Breakdown: Supply Chain
Source: Federal Reserve
The two biggest economic stories of the past year, inflation and interest rates, have dominated the news cycle as central banks in the U.S. and Europe have been forced to deal with runaway inflation. Their method for taming inflation is to cool off demand by tightening monetary policy, making it more expensive to access credit. While this approach cools off demand, it does little to deal with perhaps the biggest current driver of inflation: supply shortages. Why is there such great disruption in the supply chain? The answer is multifaceted. First and foremost, China, one of the world’s largest exporters, has kept major cities in lockdown due to COVID-zero policies. With Chinese ports shut down, there is a massive bottleneck on the supply of goods to the rest of the world. In the U.S., the tightness of labor market has led to a shortage of truck drivers, dock workers, and warehouse workers, disrupting supply chains domestically. Moving forward, it will take a while for supply chains to normalize. Some have speculated an end to the era of globalization as experienced pre-pandemic. Not to mention that the war in Ukraine ending would also be a requisite for true normalization of the supply chain.

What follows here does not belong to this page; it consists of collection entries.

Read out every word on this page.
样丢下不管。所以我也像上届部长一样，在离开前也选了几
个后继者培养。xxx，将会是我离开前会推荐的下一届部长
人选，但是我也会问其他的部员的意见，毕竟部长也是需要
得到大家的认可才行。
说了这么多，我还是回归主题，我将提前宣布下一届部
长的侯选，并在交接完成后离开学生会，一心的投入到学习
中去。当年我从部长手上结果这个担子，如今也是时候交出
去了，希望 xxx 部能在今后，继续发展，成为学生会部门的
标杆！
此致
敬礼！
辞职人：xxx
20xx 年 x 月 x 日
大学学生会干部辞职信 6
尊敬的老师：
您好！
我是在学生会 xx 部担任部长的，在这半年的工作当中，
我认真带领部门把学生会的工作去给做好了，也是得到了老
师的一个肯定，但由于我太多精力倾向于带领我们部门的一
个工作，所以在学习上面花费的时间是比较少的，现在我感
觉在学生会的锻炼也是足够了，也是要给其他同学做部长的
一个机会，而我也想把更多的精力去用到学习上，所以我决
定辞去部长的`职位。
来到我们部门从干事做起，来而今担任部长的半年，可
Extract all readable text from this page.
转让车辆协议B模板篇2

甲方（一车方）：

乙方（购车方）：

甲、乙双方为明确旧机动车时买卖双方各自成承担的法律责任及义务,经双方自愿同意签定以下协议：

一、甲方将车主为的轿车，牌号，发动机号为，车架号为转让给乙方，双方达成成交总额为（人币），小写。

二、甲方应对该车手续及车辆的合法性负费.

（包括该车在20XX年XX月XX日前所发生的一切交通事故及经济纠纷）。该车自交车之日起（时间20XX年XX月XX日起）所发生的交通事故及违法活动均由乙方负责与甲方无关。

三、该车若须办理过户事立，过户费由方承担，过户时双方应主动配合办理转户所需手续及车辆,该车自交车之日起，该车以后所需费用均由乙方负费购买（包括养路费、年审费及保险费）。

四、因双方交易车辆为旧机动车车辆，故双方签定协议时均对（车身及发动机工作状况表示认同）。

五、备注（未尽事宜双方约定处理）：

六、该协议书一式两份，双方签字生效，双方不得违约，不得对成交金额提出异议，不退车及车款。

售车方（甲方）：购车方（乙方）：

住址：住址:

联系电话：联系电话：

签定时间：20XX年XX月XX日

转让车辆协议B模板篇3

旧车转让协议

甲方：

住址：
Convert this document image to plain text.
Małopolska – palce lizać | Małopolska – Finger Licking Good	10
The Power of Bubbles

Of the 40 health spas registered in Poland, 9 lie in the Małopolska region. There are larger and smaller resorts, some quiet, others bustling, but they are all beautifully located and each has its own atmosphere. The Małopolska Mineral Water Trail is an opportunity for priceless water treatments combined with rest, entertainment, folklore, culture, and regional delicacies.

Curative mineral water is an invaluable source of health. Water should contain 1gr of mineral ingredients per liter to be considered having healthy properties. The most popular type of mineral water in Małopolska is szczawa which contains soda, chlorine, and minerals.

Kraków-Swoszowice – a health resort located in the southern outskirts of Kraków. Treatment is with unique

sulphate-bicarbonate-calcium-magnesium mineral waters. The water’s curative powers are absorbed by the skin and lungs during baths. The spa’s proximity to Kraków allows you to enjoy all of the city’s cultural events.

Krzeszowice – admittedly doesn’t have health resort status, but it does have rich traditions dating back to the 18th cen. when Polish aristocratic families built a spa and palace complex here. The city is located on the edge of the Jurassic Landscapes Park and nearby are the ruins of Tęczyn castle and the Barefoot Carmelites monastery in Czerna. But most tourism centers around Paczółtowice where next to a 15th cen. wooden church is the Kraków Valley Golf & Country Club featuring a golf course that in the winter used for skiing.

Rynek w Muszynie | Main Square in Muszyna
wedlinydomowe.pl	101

Continuing to pay attention to the supply chain will be vital to predict inflation and monetary policy. It is highly unlikely that inflation will come down significantly until the supply chain approaches normalization. Cleveland Fed President, Loretta Mester, commented that the supply chain will continue to drive inflation, forcing the Fed into action. This means that central banks will be forced to tighten until demand meaningfully slows down, likely causing a recession. With supply chains still in disarray, the Federal Reserve will have to crush demand to reach the target level of 2% inflation.